El Gris se detuvo apoyándose en su lanza como un hombre aturdido. De pronto, para los otros, el día parecía menos cálido y soleado.

—Cierto —dijo al fin, casi demasiado bajo—. Me he confundido. —Agitó los hombros, miró a los jinetes y dijo con voz más alta—. He tenido muchas cosas en la cabeza. Disculpadme, pero me parece que en esta ocasión no podré estar con vosotros. Dadles mis saludos. Os veré más tarde. —Se dio la vuelta y se alejó por el mismo camino por el que había venido.

Los hombres lo miraron fijamente, asombrados, e hicieron gestos para alejar los malos augurios. Un poco después, un vaquero vino a la casa y contó que el Errante se había encontrado con él en un prado y le había interrogado durante mucho tiempo sobre la muerte de Tharasmund. Nadie sabía lo que aquello podía indicar, pero una sirviente cristiana dijo que el hecho demostraba que los antiguos dioses tenían cada vez menos fuerza y se desvanecían.

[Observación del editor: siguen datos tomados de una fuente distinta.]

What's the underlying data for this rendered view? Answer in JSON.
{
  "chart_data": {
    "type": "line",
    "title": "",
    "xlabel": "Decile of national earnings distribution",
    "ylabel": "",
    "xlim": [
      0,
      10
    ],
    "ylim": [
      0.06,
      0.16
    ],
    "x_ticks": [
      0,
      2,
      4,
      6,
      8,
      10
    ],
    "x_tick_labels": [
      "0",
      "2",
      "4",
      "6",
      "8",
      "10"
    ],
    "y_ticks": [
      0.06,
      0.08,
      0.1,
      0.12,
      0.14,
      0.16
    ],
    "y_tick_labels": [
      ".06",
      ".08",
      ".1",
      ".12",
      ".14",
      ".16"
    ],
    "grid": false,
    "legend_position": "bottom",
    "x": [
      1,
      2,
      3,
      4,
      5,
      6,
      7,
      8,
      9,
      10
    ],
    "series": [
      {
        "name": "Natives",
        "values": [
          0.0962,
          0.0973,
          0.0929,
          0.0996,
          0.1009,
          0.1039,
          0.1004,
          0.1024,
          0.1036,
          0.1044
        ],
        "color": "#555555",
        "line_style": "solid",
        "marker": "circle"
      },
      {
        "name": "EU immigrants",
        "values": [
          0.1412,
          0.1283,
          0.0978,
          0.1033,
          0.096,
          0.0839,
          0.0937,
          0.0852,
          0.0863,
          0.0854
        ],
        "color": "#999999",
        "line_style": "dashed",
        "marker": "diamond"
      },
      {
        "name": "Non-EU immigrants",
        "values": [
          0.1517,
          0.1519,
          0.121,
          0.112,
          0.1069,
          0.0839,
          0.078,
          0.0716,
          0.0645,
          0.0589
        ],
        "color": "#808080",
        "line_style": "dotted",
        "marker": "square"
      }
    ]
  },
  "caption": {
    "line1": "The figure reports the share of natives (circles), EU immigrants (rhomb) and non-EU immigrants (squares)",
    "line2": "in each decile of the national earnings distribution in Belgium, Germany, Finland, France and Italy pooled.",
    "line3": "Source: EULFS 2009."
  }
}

En cualquier caso, los hijos de Tharasmund recibieron al Errante con deferencia cuando regresó en otoño. No se atrevieron a preguntar cual había sido el problema en la ocasión anterior. Por su parte, se manifestaba más abierto que antes y, en lugar de un día o dos, se quedó un par de semanas. La gente comentó la atención que prestaba a los jóvenes hermanos, Swanhild y Alawin.